Step #3 - Apply the Turnover Models & Average Revenue to the Population Model to see the Impact of Churn This is the most important part of the analysis. We can now take the starting class numbers, subtract the turnover amounts by class, and calculate potential revenue based on how many sellers are left. Let's take a look at the different scenarios:
1) New Hire Churn A couple key points about what you're seeing: The light green boxes show the reduction of sellers most affected by the turnover model. The yellow boxes highlight important data to notice. This Churn Model has the highest total revenue (of the four models) with 136% growth over 3 years to approximately $141M, because the company is only losing new hires, who generate the smallest average revenue. This would seem to imply that this turnover model might not be a bad thing. This could be viewed as the "Darwinian" approach to onboarding. Let only the strongest survive, and those that do will become solid senior sellers. However, there may be a concern (best illustrated by the highlighted number "5" in the Yr 5 Class in FY4). This company is losing so many new hires that they may not be building enough Emerging Veterans.
2) Emerging Veterans Churn
In this example, the class years 4, 5 & 6 see the most significant reductions.
Revenue growth of 133% to a total revenue of $138.8M is still solid.
Looking at the three highlighted boxes, the loss of emerging veterans could be a long-term concern, but the overall number of senior sellers may insulate the company from any significant risk.
3) Senior Sellers Churn
This may be the worst scenario: total revenue of approximately $134M is almost 4-5% shy of the previous two scenarios.
Clearly, losing your senior sellers (if they are the largest revenue producers on average) would be a significant hit on short and mid-term revenue production
4) "Controlled" Churn The last scenario is intended to illustrate the difference between the previous churn models and a more structured churn based on poor performance.
Please note that the total revenue at $139.4M is the second best among all of the turnover scenarios.
AND, there is still a healthy pipeline of senior sellers and emerging veterans, which bodes well for future revenue performance.

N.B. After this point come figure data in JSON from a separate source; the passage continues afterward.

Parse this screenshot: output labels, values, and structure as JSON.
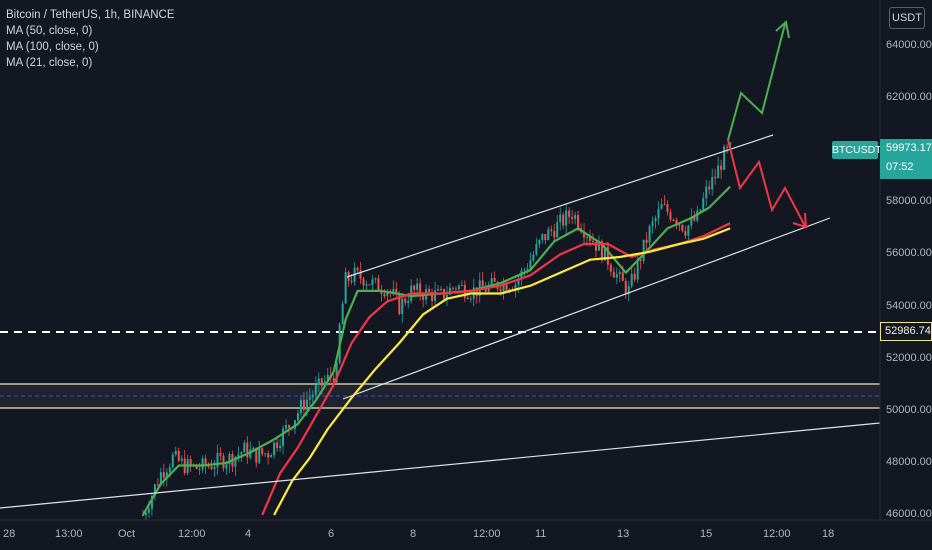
{
  "legend": {
    "title": "Bitcoin / TetherUS, 1h, BINANCE",
    "ma1": "MA (50, close, 0)",
    "ma2": "MA (100, close, 0)",
    "ma3": "MA (21, close, 0)"
  },
  "currency": "USDT",
  "last_price": {
    "symbol": "BTCUSDT",
    "value": "59973.17",
    "countdown": "07:52"
  },
  "level_label": "52986.74",
  "colors": {
    "background": "#131722",
    "up_candle": "#26a69a",
    "down_candle": "#ef5350",
    "ma_green": "#4caf50",
    "ma_red": "#f23645",
    "ma_yellow": "#ffeb3b",
    "trendline": "#e0e3eb",
    "level": "#ffffff",
    "bullish_arrow": "#4caf50",
    "bearish_arrow": "#f23645"
  },
  "chart_data": {
    "type": "candlestick",
    "symbol": "Bitcoin / TetherUS",
    "interval": "1h",
    "exchange": "BINANCE",
    "y_axis": {
      "ticks": [
        46000,
        48000,
        50000,
        52000,
        54000,
        56000,
        58000,
        60000,
        62000,
        64000
      ],
      "tick_labels": [
        "46000.00",
        "48000.00",
        "50000.00",
        "52000.00",
        "54000.00",
        "56000.00",
        "58000.00",
        "60000.00",
        "62000.00",
        "64000.00"
      ],
      "ylim": [
        45900,
        65400
      ]
    },
    "x_axis": {
      "tick_labels": [
        "28",
        "13:00",
        "Oct",
        "12:00",
        "4",
        "6",
        "8",
        "12:00",
        "11",
        "13",
        "15",
        "12:00",
        "18"
      ]
    },
    "close_path": [
      [
        0,
        46000
      ],
      [
        6,
        47600
      ],
      [
        10,
        48200
      ],
      [
        14,
        47900
      ],
      [
        18,
        47800
      ],
      [
        22,
        47900
      ],
      [
        26,
        48100
      ],
      [
        30,
        48200
      ],
      [
        34,
        48500
      ],
      [
        38,
        48300
      ],
      [
        42,
        48400
      ],
      [
        46,
        49000
      ],
      [
        50,
        49600
      ],
      [
        54,
        50300
      ],
      [
        58,
        50800
      ],
      [
        62,
        51200
      ],
      [
        65,
        51500
      ],
      [
        66,
        53200
      ],
      [
        68,
        55000
      ],
      [
        71,
        55200
      ],
      [
        74,
        55100
      ],
      [
        78,
        54800
      ],
      [
        82,
        54700
      ],
      [
        84,
        54400
      ],
      [
        86,
        54000
      ],
      [
        90,
        54600
      ],
      [
        95,
        54500
      ],
      [
        100,
        54400
      ],
      [
        105,
        54800
      ],
      [
        110,
        54600
      ],
      [
        115,
        54700
      ],
      [
        120,
        54900
      ],
      [
        125,
        54900
      ],
      [
        130,
        55800
      ],
      [
        134,
        56600
      ],
      [
        140,
        57200
      ],
      [
        144,
        57600
      ],
      [
        148,
        57000
      ],
      [
        152,
        56400
      ],
      [
        156,
        55800
      ],
      [
        160,
        55000
      ],
      [
        163,
        54600
      ],
      [
        166,
        55600
      ],
      [
        170,
        56900
      ],
      [
        174,
        57800
      ],
      [
        178,
        57500
      ],
      [
        182,
        57000
      ],
      [
        186,
        57400
      ],
      [
        189,
        58400
      ],
      [
        192,
        59000
      ],
      [
        195,
        59800
      ],
      [
        197,
        60000
      ]
    ],
    "moving_averages": [
      {
        "name": "MA (21, close, 0)",
        "color": "#4caf50",
        "values": [
          [
            0,
            46000
          ],
          [
            6,
            47200
          ],
          [
            12,
            47900
          ],
          [
            20,
            47900
          ],
          [
            28,
            48000
          ],
          [
            36,
            48400
          ],
          [
            44,
            48900
          ],
          [
            52,
            49500
          ],
          [
            58,
            50400
          ],
          [
            64,
            51500
          ],
          [
            68,
            53500
          ],
          [
            72,
            54600
          ],
          [
            80,
            54600
          ],
          [
            90,
            54400
          ],
          [
            100,
            54500
          ],
          [
            110,
            54600
          ],
          [
            120,
            54900
          ],
          [
            130,
            55400
          ],
          [
            138,
            56500
          ],
          [
            146,
            57000
          ],
          [
            154,
            56400
          ],
          [
            162,
            55300
          ],
          [
            168,
            56000
          ],
          [
            176,
            57000
          ],
          [
            184,
            57400
          ],
          [
            190,
            57800
          ],
          [
            197,
            58600
          ]
        ]
      },
      {
        "name": "MA (50, close, 0)",
        "color": "#f23645",
        "values": [
          [
            40,
            46000
          ],
          [
            46,
            47600
          ],
          [
            52,
            48600
          ],
          [
            58,
            49800
          ],
          [
            64,
            51000
          ],
          [
            70,
            52600
          ],
          [
            76,
            53600
          ],
          [
            82,
            54200
          ],
          [
            90,
            54500
          ],
          [
            100,
            54500
          ],
          [
            110,
            54600
          ],
          [
            120,
            54800
          ],
          [
            130,
            55200
          ],
          [
            140,
            56000
          ],
          [
            148,
            56400
          ],
          [
            156,
            56400
          ],
          [
            164,
            55900
          ],
          [
            172,
            56200
          ],
          [
            180,
            56400
          ],
          [
            188,
            56700
          ],
          [
            197,
            57200
          ]
        ]
      },
      {
        "name": "MA (100, close, 0)",
        "color": "#ffeb3b",
        "values": [
          [
            44,
            46000
          ],
          [
            50,
            47300
          ],
          [
            56,
            48200
          ],
          [
            62,
            49300
          ],
          [
            70,
            50500
          ],
          [
            78,
            51600
          ],
          [
            86,
            52600
          ],
          [
            94,
            53700
          ],
          [
            102,
            54300
          ],
          [
            110,
            54500
          ],
          [
            120,
            54500
          ],
          [
            130,
            54800
          ],
          [
            140,
            55300
          ],
          [
            150,
            55800
          ],
          [
            160,
            55900
          ],
          [
            170,
            56100
          ],
          [
            180,
            56400
          ],
          [
            188,
            56600
          ],
          [
            197,
            57000
          ]
        ]
      }
    ],
    "horizontal_level": 52986.74,
    "resistance_zone": [
      50200,
      50900
    ]
  }
}
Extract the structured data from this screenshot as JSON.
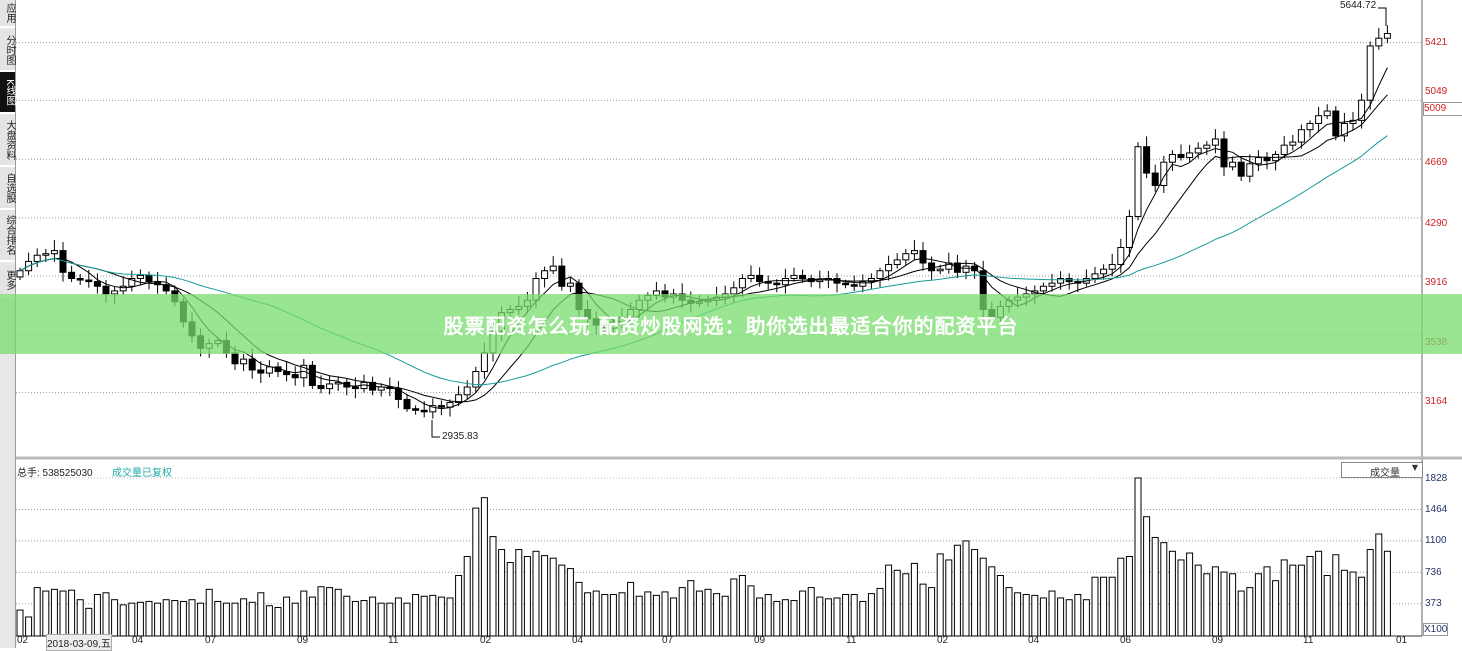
{
  "sidebar": {
    "items": [
      {
        "label": "应用",
        "active": false
      },
      {
        "label": "分时图",
        "active": false
      },
      {
        "label": "K线图",
        "active": true
      },
      {
        "label": "大盘资料",
        "active": false
      },
      {
        "label": "自选股",
        "active": false
      },
      {
        "label": "综合排名",
        "active": false
      },
      {
        "label": "更多",
        "active": false
      }
    ]
  },
  "price_axis": {
    "labels": [
      "5421",
      "5049",
      "5009",
      "4669",
      "4290",
      "3916",
      "3538",
      "3164"
    ],
    "color": "#cc2222"
  },
  "price_annotations": {
    "high": "5644.72",
    "low": "2935.83"
  },
  "volume_panel": {
    "total_label": "总手: 538525030",
    "note": "成交量已复权",
    "selector": "成交量",
    "axis_labels": [
      "1828",
      "1464",
      "1100",
      "736",
      "373"
    ],
    "unit": "X100"
  },
  "x_axis": {
    "labels": [
      "02",
      "2018-03-09,五",
      "04",
      "07",
      "09",
      "11",
      "02",
      "04",
      "07",
      "09",
      "11",
      "02",
      "04",
      "06",
      "09",
      "11",
      "01"
    ]
  },
  "banner": {
    "text": "股票配资怎么玩 配资炒股网选：助你选出最适合你的配资平台"
  },
  "colors": {
    "up": "#ffffff",
    "down": "#000000",
    "ma_short": "#000000",
    "ma_long": "#1a9a9a",
    "grid": "#999999",
    "volume_axis": "#223366",
    "banner": "#78dc6e"
  },
  "chart_data": {
    "type": "candlestick",
    "closes": [
      3950,
      4010,
      4050,
      4060,
      4080,
      3940,
      3900,
      3890,
      3880,
      3850,
      3800,
      3820,
      3850,
      3900,
      3920,
      3880,
      3860,
      3820,
      3750,
      3620,
      3530,
      3450,
      3480,
      3500,
      3420,
      3350,
      3380,
      3310,
      3290,
      3330,
      3300,
      3280,
      3260,
      3340,
      3210,
      3190,
      3220,
      3230,
      3200,
      3190,
      3230,
      3180,
      3200,
      3190,
      3120,
      3060,
      3050,
      3040,
      3080,
      3070,
      3100,
      3150,
      3200,
      3300,
      3420,
      3560,
      3680,
      3700,
      3720,
      3760,
      3900,
      3950,
      3980,
      3850,
      3870,
      3700,
      3640,
      3600,
      3580,
      3620,
      3650,
      3700,
      3760,
      3790,
      3820,
      3780,
      3800,
      3760,
      3740,
      3750,
      3760,
      3780,
      3800,
      3840,
      3900,
      3920,
      3880,
      3870,
      3860,
      3900,
      3920,
      3900,
      3880,
      3890,
      3900,
      3870,
      3860,
      3850,
      3880,
      3900,
      3950,
      3990,
      4020,
      4060,
      4080,
      4000,
      3950,
      3960,
      4000,
      3940,
      3980,
      3950,
      3700,
      3650,
      3720,
      3760,
      3780,
      3800,
      3820,
      3850,
      3870,
      3900,
      3880,
      3870,
      3900,
      3930,
      3960,
      3990,
      4100,
      4300,
      4750,
      4580,
      4500,
      4650,
      4700,
      4680,
      4710,
      4740,
      4760,
      4800,
      4620,
      4650,
      4560,
      4640,
      4680,
      4660,
      4700,
      4760,
      4780,
      4860,
      4900,
      4950,
      4980,
      4820,
      4900,
      4920,
      5050,
      5400,
      5450,
      5480
    ],
    "volumes": [
      300,
      220,
      560,
      520,
      540,
      520,
      530,
      420,
      320,
      480,
      500,
      420,
      360,
      380,
      390,
      400,
      380,
      420,
      410,
      400,
      420,
      380,
      540,
      400,
      380,
      380,
      430,
      390,
      500,
      350,
      330,
      450,
      380,
      520,
      450,
      570,
      560,
      540,
      460,
      400,
      410,
      450,
      380,
      380,
      440,
      380,
      480,
      460,
      470,
      450,
      440,
      700,
      920,
      1480,
      1600,
      1150,
      1000,
      850,
      1000,
      920,
      980,
      930,
      900,
      820,
      780,
      620,
      500,
      520,
      480,
      480,
      500,
      620,
      460,
      510,
      470,
      510,
      440,
      560,
      640,
      520,
      540,
      490,
      460,
      660,
      700,
      580,
      440,
      480,
      400,
      420,
      410,
      520,
      560,
      450,
      430,
      440,
      480,
      480,
      400,
      490,
      550,
      820,
      760,
      720,
      840,
      600,
      560,
      950,
      880,
      1050,
      1100,
      1000,
      900,
      800,
      700,
      560,
      500,
      480,
      470,
      440,
      520,
      440,
      420,
      480,
      420,
      680,
      680,
      680,
      900,
      920,
      1828,
      1380,
      1140,
      1080,
      980,
      880,
      960,
      820,
      720,
      800,
      740,
      720,
      520,
      560,
      720,
      800,
      640,
      880,
      820,
      820,
      920,
      980,
      700,
      940,
      760,
      740,
      680,
      1000,
      1180,
      980
    ],
    "price_range": [
      2935.83,
      5644.72
    ],
    "volume_range": [
      0,
      1828
    ],
    "grid": true
  }
}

Presumably, since this controlled approach would be focused on reducing the bottom 2-3 revenue performers per class, the average revenue (contrary to the other three scenarios) could actually improve over this three-year time period.

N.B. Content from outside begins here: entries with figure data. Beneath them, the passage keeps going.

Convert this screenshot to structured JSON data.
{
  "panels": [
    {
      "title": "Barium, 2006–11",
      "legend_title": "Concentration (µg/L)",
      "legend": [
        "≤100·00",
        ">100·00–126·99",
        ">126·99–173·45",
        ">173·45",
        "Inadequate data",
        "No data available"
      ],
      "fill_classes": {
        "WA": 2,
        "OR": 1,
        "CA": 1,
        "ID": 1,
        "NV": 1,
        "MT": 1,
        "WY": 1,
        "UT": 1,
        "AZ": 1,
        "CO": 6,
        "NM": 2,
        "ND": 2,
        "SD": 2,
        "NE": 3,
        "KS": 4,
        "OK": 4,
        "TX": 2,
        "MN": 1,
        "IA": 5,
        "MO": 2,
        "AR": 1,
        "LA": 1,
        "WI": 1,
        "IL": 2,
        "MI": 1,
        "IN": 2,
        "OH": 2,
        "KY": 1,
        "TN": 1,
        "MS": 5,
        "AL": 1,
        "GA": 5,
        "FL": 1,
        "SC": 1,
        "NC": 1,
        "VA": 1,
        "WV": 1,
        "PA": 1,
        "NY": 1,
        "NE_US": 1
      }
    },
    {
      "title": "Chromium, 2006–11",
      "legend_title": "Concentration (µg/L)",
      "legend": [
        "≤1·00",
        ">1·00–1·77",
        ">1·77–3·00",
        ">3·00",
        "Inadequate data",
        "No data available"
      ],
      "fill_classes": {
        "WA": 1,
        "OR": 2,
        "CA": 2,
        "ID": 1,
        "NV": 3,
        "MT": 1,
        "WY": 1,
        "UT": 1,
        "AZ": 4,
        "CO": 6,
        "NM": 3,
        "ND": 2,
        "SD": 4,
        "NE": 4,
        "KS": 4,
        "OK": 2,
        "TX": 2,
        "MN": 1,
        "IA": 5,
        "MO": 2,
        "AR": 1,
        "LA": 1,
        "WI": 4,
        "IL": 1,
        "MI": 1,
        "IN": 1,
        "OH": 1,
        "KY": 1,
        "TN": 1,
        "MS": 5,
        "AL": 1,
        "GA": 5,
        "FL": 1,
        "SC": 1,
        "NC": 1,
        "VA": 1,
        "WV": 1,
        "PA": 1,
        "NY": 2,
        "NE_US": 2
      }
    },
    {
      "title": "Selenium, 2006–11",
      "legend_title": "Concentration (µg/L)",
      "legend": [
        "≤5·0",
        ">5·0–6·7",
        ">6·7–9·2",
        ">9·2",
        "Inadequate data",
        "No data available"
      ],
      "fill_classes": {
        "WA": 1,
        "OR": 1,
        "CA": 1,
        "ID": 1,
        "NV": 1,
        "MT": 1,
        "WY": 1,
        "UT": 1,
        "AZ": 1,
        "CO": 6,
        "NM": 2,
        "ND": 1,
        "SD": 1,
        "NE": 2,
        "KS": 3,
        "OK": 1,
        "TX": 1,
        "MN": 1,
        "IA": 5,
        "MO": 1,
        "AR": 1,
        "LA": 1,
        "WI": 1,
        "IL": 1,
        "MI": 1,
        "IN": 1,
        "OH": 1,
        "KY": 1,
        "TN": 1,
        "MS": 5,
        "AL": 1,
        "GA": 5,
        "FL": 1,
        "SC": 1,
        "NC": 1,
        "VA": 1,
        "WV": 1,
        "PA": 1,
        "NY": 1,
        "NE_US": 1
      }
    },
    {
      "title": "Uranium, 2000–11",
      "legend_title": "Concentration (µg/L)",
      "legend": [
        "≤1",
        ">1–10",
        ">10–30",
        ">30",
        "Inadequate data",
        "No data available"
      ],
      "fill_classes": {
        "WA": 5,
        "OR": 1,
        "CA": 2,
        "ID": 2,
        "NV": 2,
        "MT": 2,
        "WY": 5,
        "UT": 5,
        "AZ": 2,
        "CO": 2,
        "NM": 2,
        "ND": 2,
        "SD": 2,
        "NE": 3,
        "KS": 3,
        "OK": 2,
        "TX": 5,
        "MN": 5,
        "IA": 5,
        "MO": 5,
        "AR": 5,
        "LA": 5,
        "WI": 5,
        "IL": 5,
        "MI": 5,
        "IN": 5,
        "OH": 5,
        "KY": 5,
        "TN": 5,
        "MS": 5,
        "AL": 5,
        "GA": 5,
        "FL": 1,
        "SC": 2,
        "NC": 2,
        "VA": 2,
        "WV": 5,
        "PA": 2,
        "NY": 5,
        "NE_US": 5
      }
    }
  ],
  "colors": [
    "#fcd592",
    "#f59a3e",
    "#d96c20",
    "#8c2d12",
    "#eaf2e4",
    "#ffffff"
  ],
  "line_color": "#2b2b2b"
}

Conclusion Back to the Days of Thunder movie... in the scene I described above, the pit crew chief was happy to have made his point. His way was faster. After 50 laps, the controlled driving approach was a whopping 6 seconds faster. So, what's so important about such a minuscule improvement? It was the combination of better speed AND less risk of failure.
The analysis that I have shared with you is intended to provide you with two key insights
First, by keeping a close eye on your seller churn rates by class, you can identify any trouble spots you might have with the overall team.
A controlled turnover approach, reducing only a couple reps per class based on overall poor performance, will maintain or even improve your revenue performance overall while reducing the risk of losing too many of any one class of sellers.